Known as the “Peach Capital of Alabama,” local orchards produce more than two-thirds of the total yield of Alabama’s leading commercial fruit. In celebration of this agricultural export, the inaugural Chilton County Peach Festival was held in July 1947 at the Thorsby Institute. Organizers had a prize-winning basket of Hale Haven peaches delivered to President Harry Truman in Washington, D.C.  The Coosa River on the eastern border of the county became the site of the first Alabama Power Company hydro-electric project in the state. Completed in 1914, Lay Dam was constructed on the Army Corps of Engineers Lock 12 site and named for William Patrick Lay, founder of the Alabama Power Company. Mitchell Dam, erected at Dunkin’s Riffle and completed in 1923, is named for former Alabama Power Company President James Mitchell. The establishment of rail systems, the Dixie Bee-Line Highway, and the interstate highway system significantly affected the growth and development of communities within the county. 
[500 2nd Avenue North, Clanton]


On July 31, 1819, Ebenezer Baptist Church was constituted by Isaac Suttle, Lewis C. Davis (“Old Club Axe”), and William Harrod. The first house of worship was a large log house located one mile south of this site, near Bogle’s Creek. After fire destroyed the log structure, a second building was constructed here on this site in the 1830s, on the hill where the pastorium now stands. 

On April 1, 1865, this property dedicated to God became a Civil War battleground. Known as the “Battle of Ebenezer Church,” the brief but fierce engagement pitted more than 1,500 Confederate cavalrymen under the command of Maj. Gen. Nathan B. Forrest against a larger Union force led by Maj. Gen. James H. Wilson, en route to Selma. Forrest was wounded during the fighting here. Union forces captured 300 Confederates and seized three artillery pieces. The Union dead from the battle were buried in the church cemetery on the hill.  The following day, Wilson’s forces captured and destroyed the Selma Ordinance and Naval Foundry, one of the Confederacy's last remaining industrial and manufacturing centers. The Civil War-era church burned in 1917. A new edifice was built around 1919.

Dedicated on the occasion of the church’s 200th anniversary. 
[5349 AL-22, Stanton]  

Ebenezer Church 


April 1, 1865-A cavalry engagement here among fiercest of the Civil War. To defend arsenal of Selma, Forrest (Confederate flag) charged with 1500 into Wilson (U.S. flag), moving south with 7500. Forrest was seeking
to delay Wilson pending the arrival of scattered (Confederate flag) units. Forrest, involved in heavy fighting to inspire his men, suffered a saber wound, but killed opponent. Swollen streams and intercepted orders blocked aid for Forrest and forced his retreat. 

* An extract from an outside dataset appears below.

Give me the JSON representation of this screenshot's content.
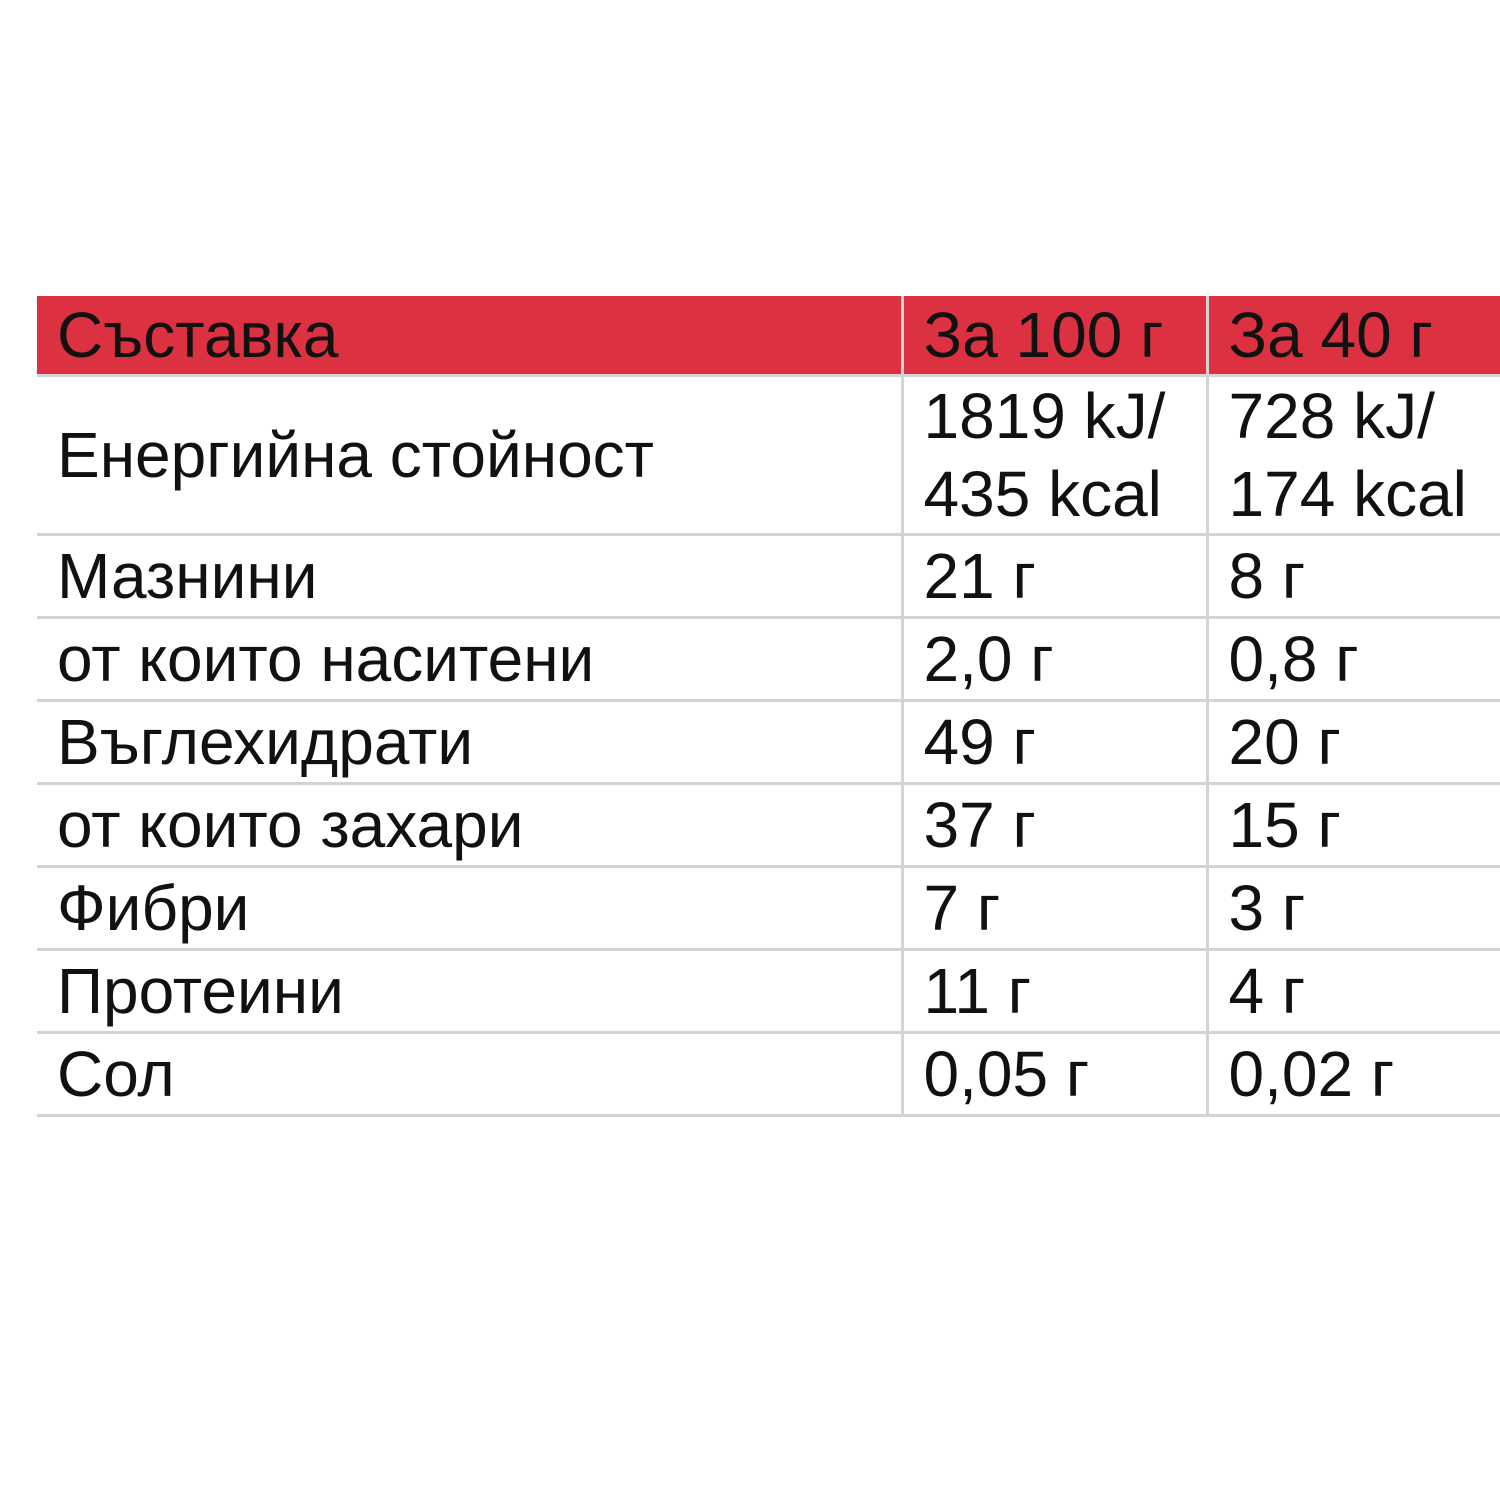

[Before 1965: 5349 AL Hwy 22, Stanton 32.736061 N    86.90014 W]


Walnut Creek United Methodist Church


Established 1820. 
Arthur Love, a charter member, was first pastor. 
Organized as a Methodist Episcopal Church. 
Became Methodist Protestant, 1828. 
Changed to Methodist Church, 1939. 
Affiliated with United Methodist, 1968. 
In the original church built of logs, Judge James Q. Smith, Montgomery, in 1869, 
presided at first court held
in Baker Co. (now Chilton). 
Circa 1875, a frame building replaced log church. 
Present brick building erected 1935. 
Walnut Creek United Methodist Church has always maintained a progressive Sunday School.